Aşkın fotoğrafı
Hayata dair en çok konuşulup tartışılan konulardan biri de Aşk…
Aslında aşk hayatımızın olmazsa olmazı değil mi? Kimi zaman bizi göklere çıkaran, çoğu zamanda yere yapıştırıp süründüren. Her sürünme sonu edilen yeminlerin yeni bir aşk karşısında nasıl bozulduğunu yaşamıyormuyuz yıllardır.
Oysa ne elma şekeri tadı vardır hayatımıza kattığı, tabi şeker bitince elimizde sopasıyla öylece kalakalırız ya o başka.Ya gidenin gözüne sokasımız ya da harakiri yapasımız gelir.
Deliler gibi aşk yaşam boyunca bir defada bir kişiyle oluşuyormuş. Ölene kadar aşkı aramamızda tamamen istemsiz yapılan bir hareketmiş, tik gibi bir şey yani.
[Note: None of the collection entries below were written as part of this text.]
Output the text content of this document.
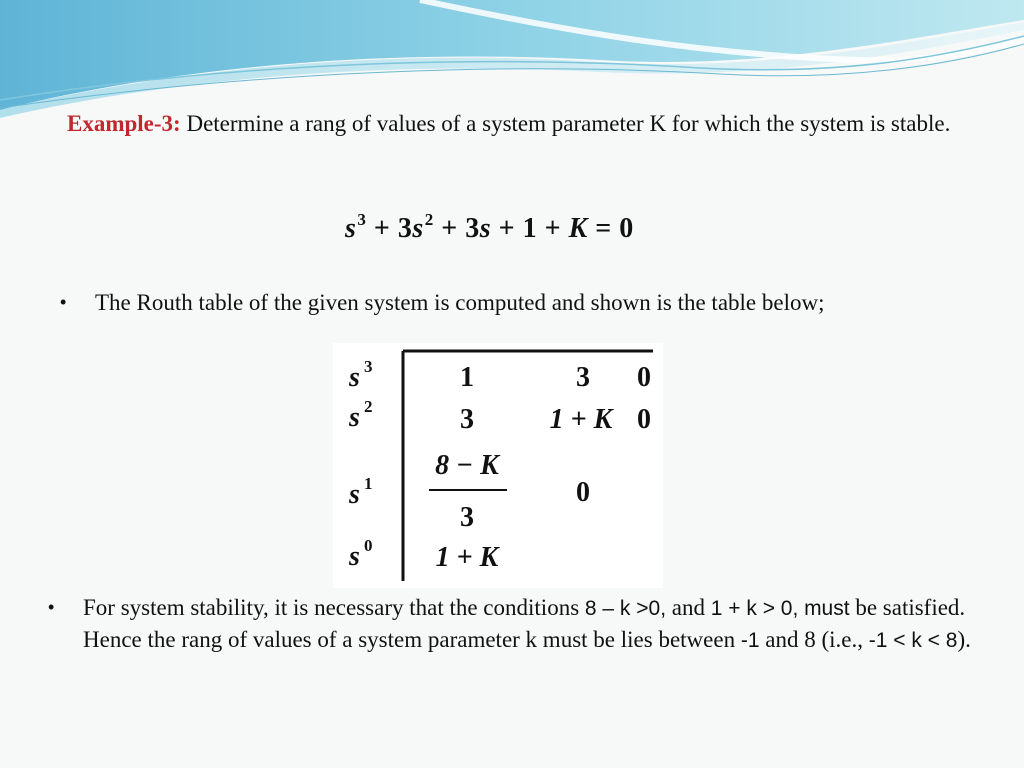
Example-3: Determine a rang of values of a system parameter K for which the system is stable.
$s^3 + 3s^2 + 3s + 1 + K = 0$
• The Routh table of the given system is computed and shown is the table below;
s 3
s 2
s 1
s 0
1	3 0
3	1 + K 0
8 − K
3
0
1 + K
• For system stability, it is necessary that the conditions 8 – k >0, and 1 + k > 0, must be satisfied. Hence the rang of values of a system parameter k must be lies between -1 and 8 (i.e., -1 < k < 8).
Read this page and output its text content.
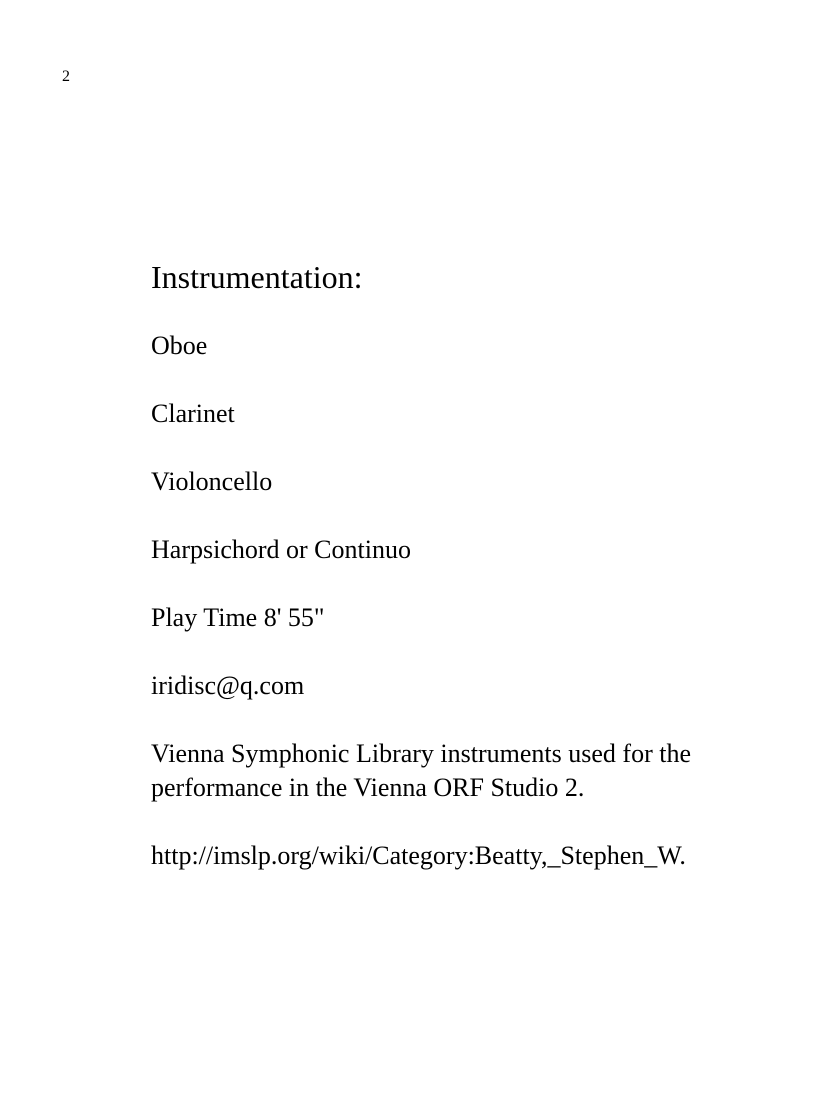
2
Instrumentation:
Oboe
Clarinet
Violoncello
Harpsichord or Continuo
Play Time 8' 55"
iridisc@q.com
Vienna Symphonic Library instruments used for the
performance in the Vienna ORF Studio 2.
http://imslp.org/wiki/Category:Beatty,_Stephen_W.
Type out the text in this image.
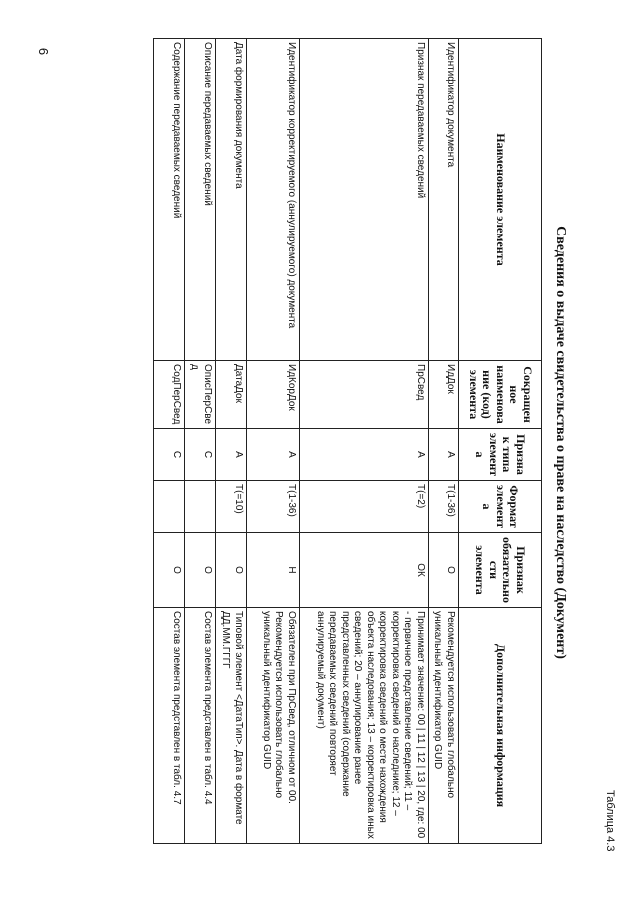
6
Таблица 4.3
Сведения о выдаче свидетельства о праве на наследство (Документ)
Наименование элемента	Сокращенное наименование (код) элемента	Признак типа элемента	Формат элемента	Признак обязательности элемента	Дополнительная информация
Идентификатор документа	ИдДок	А	T(1-36)	О	Рекомендуется использовать глобально уникальный идентификатор GUID
Признак передаваемых сведений	ПрСвед	А	T(=2)	ОК	Принимает значение: 00 | 11 | 12 | 13 | 20, где: 00 - первичное представление сведений; 11 – корректировка сведений о наследнике; 12 – корректировка сведений о месте нахождения объекта наследования; 13 – корректировка иных сведений; 20 – аннулирование ранее представленных сведений (содержание передаваемых сведений повторяет аннулируемый документ)
Идентификатор корректируемого (аннулируемого) документа	ИдКорДок	А	T(1-36)	Н	Обязателен при ПрСвед, отличном от 00. Рекомендуется использовать глобально уникальный идентификатор GUID
Дата формирования документа	ДатаДок	А	T(=10)	О	Типовой элемент <ДатаТип>. Дата в формате ДД.ММ.ГГГГ
Описание передаваемых сведений	ОписПерСвед	С		О	Состав элемента представлен в табл. 4.4
Содержание передаваемых сведений	СодПерСвед	С		О	Состав элемента представлен в табл. 4.7
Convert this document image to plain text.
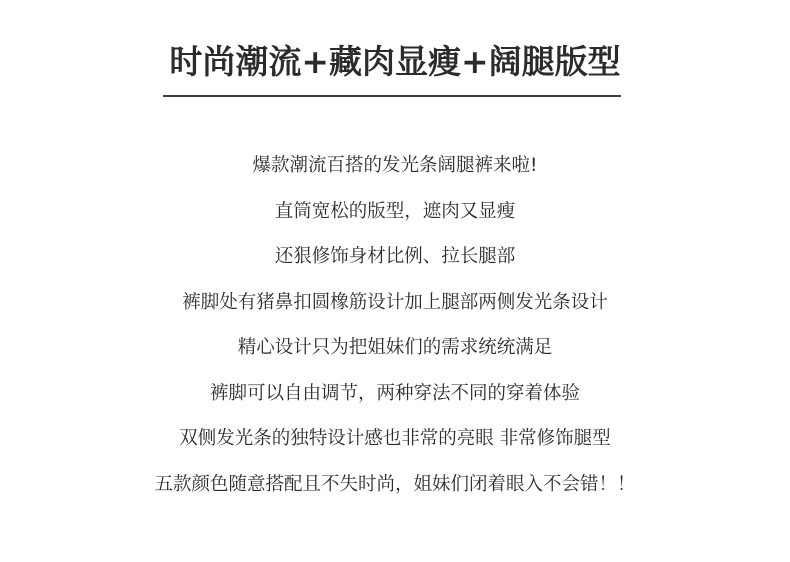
时尚潮流+藏肉显瘦+阔腿版型
爆款潮流百搭的发光条阔腿裤来啦!
直筒宽松的版型，遮肉又显瘦
还狠修饰身材比例、拉长腿部
裤脚处有猪鼻扣圆橡筋设计加上腿部两侧发光条设计
精心设计只为把姐妹们的需求统统满足
裤脚可以自由调节，两种穿法不同的穿着体验
双侧发光条的独特设计感也非常的亮眼 非常修饰腿型
五款颜色随意搭配且不失时尚，姐妹们闭着眼入不会错！！
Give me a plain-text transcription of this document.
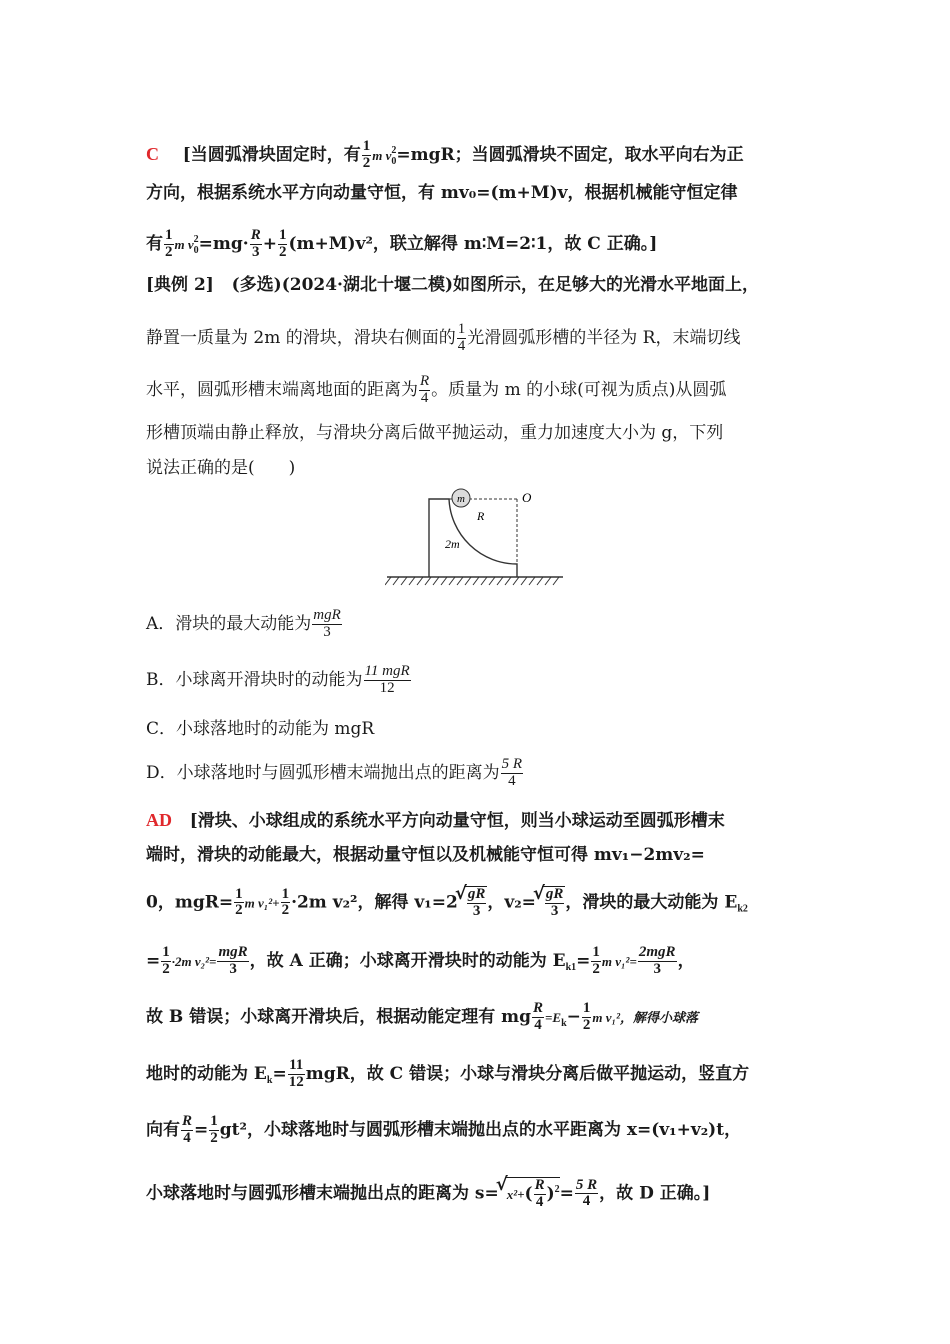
C [当圆弧滑块固定时，有 $\frac{1}{2}$ m $v^2_0=mgR$；当圆弧滑块不固定，取水平向右为正
方向，根据系统水平方向动量守恒，有 mv₀=(m+M)v，根据机械能守恒定律
有 $\frac{1}{2}$ m $v^2_0=mg\cdot \frac{R}{3} + \frac{1}{2} (m+M)v^2$，联立解得 m∶M=2∶1，故 C 正确。]
[典例 2] (多选)(2024·湖北十堰二模)如图所示，在足够大的光滑水平地面上，
静置一质量为 2m 的滑块，滑块右侧面的 $\frac{1}{4}$ 光滑圆弧形槽的半径为 R，末端切线
水平，圆弧形槽末端离地面的距离为 $\frac{R}{4}$ 。质量为 m 的小球(可视为质点)从圆弧
形槽顶端由静止释放，与滑块分离后做平抛运动，重力加速度大小为 g，下列
说法正确的是(　　)
m	O
R
2m
A．滑块的最大动能为 $\frac{\text{mgR}}{3}$
B．小球离开滑块时的动能为 $\frac{\text{11 mgR}}{12}$
C．小球落地时的动能为 mgR
D．小球落地时与圆弧形槽末端抛出点的距离为 $\frac{5 R}{4}$
AD [滑块、小球组成的系统水平方向动量守恒，则当小球运动至圆弧形槽末
端时，滑块的动能最大，根据动量守恒以及机械能守恒可得 mv₁−2mv₂=
0，$mgR= \frac{1}{2}$ m $v_1^2+ \frac{1}{2} \cdot 2m$ v₂²，解得 v₁=2 √ $\frac{gR}{3}$ ，v₂= √ $\frac{gR}{3}$ ，滑块的最大动能为 $E_{k2}$
= $\frac{1}{2} \cdot 2m$ $v_2^2= \frac{\text{mgR}}{3}$ ，故 A 正确；小球离开滑块时的动能为 $E_{k1}= \frac{1}{2}$ m $v_1^2= \frac{\text{2mgR}}{3}$ ，
故 B 错误；小球离开滑块后，根据动能定理有 mg $\frac{R}{4} =E_k- \frac{1}{2}$ m v₁²，解得小球落
地时的动能为 $E_k= \frac{11}{12}$ mgR，故 C 错误；小球与滑块分离后做平抛运动，竖直方
向有 $\frac{R}{4} = \frac{1}{2} gt^2$，小球落地时与圆弧形槽末端抛出点的水平距离为 x=(v₁+v₂)t，
小球落地时与圆弧形槽末端抛出点的距离为 s= √ $x^2+( \frac{R}{4} )^2= \frac{5 R}{4}$ ，故 D 正确。]
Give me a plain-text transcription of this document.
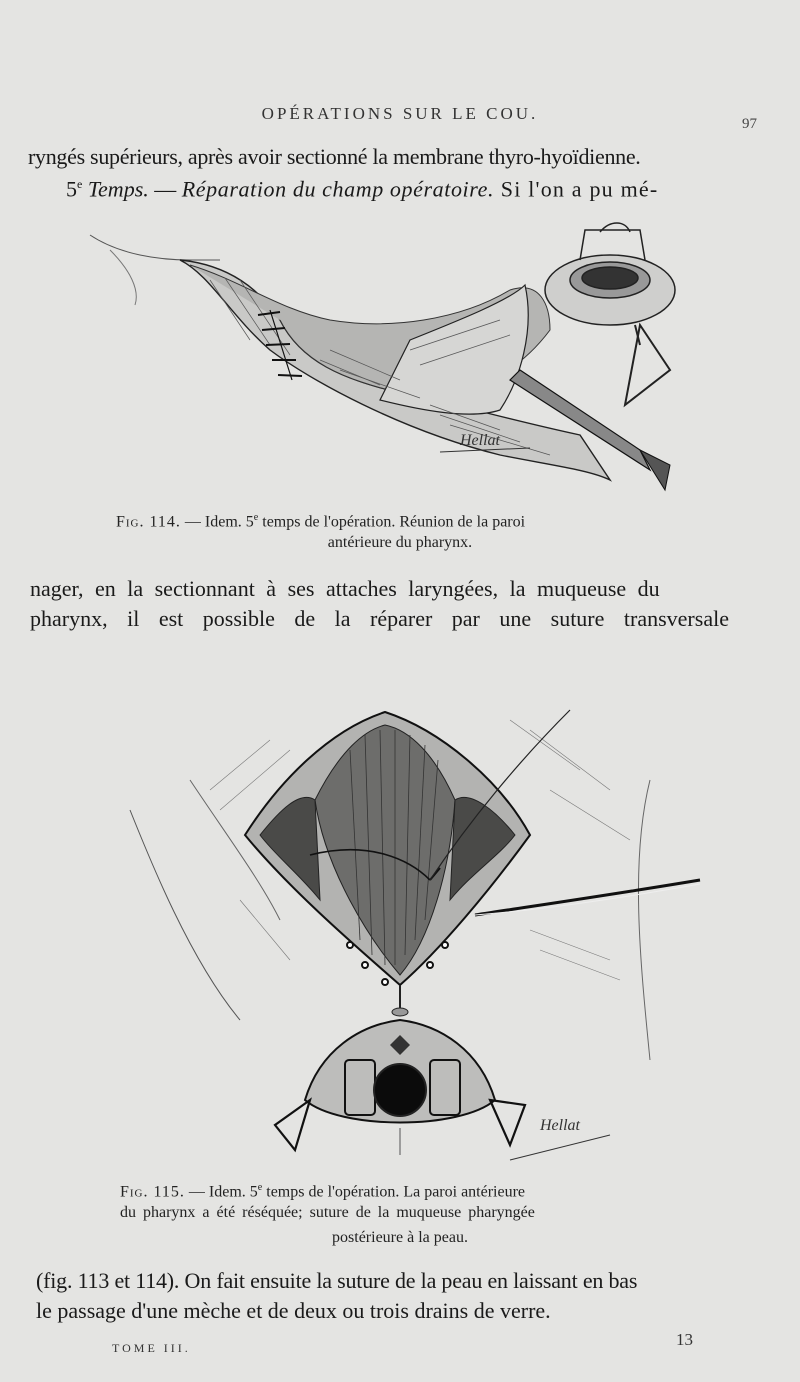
OPÉRATIONS SUR LE COU.
97
ryngés supérieurs, après avoir sectionné la membrane thyro-hyoïdienne.
5e Temps. — Réparation du champ opératoire. Si l'on a pu mé-
Hellat
Fig. 114. — Idem. 5e temps de l'opération. Réunion de la paroi
antérieure du pharynx.
nager, en la sectionnant à ses attaches laryngées, la muqueuse du
pharynx, il est possible de la réparer par une suture transversale
Hellat
Fig. 115. — Idem. 5e temps de l'opération. La paroi antérieure
du pharynx a été réséquée; suture de la muqueuse pharyngée
postérieure à la peau.
(fig. 113 et 114). On fait ensuite la suture de la peau en laissant en bas
le passage d'une mèche et de deux ou trois drains de verre.
TOME III.	13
O zaman zırt pırt aşık olanlara kızmamalı, gözünde kırpma yok ama yürekte sürekli bir kırpışma var yani.
Tabi tüm bunlar işin bilimsel tarafı, birde bunun başka bir tarafı varya; işte bu sefer hayatımın en büyük aşkı dedirten duyguların olduğu taraf. Şimdi biz yıllardır yaşadığımız aşkları masaya yatırıp hangisi gerçekti diyemi kafayı yiycez? Hele bir de şu bir defa yaşananı yaşamızsak durum daha da vahimleşmezmi ? Yıllar önce hayatımızdan çıkıp gitmiş adamı bulmak için yollara düşmezmiyiz ? Zaten antidepresan içmeye meyilli bir kuşak olmuşken kutulara sarılıp uyumazmıyız artık.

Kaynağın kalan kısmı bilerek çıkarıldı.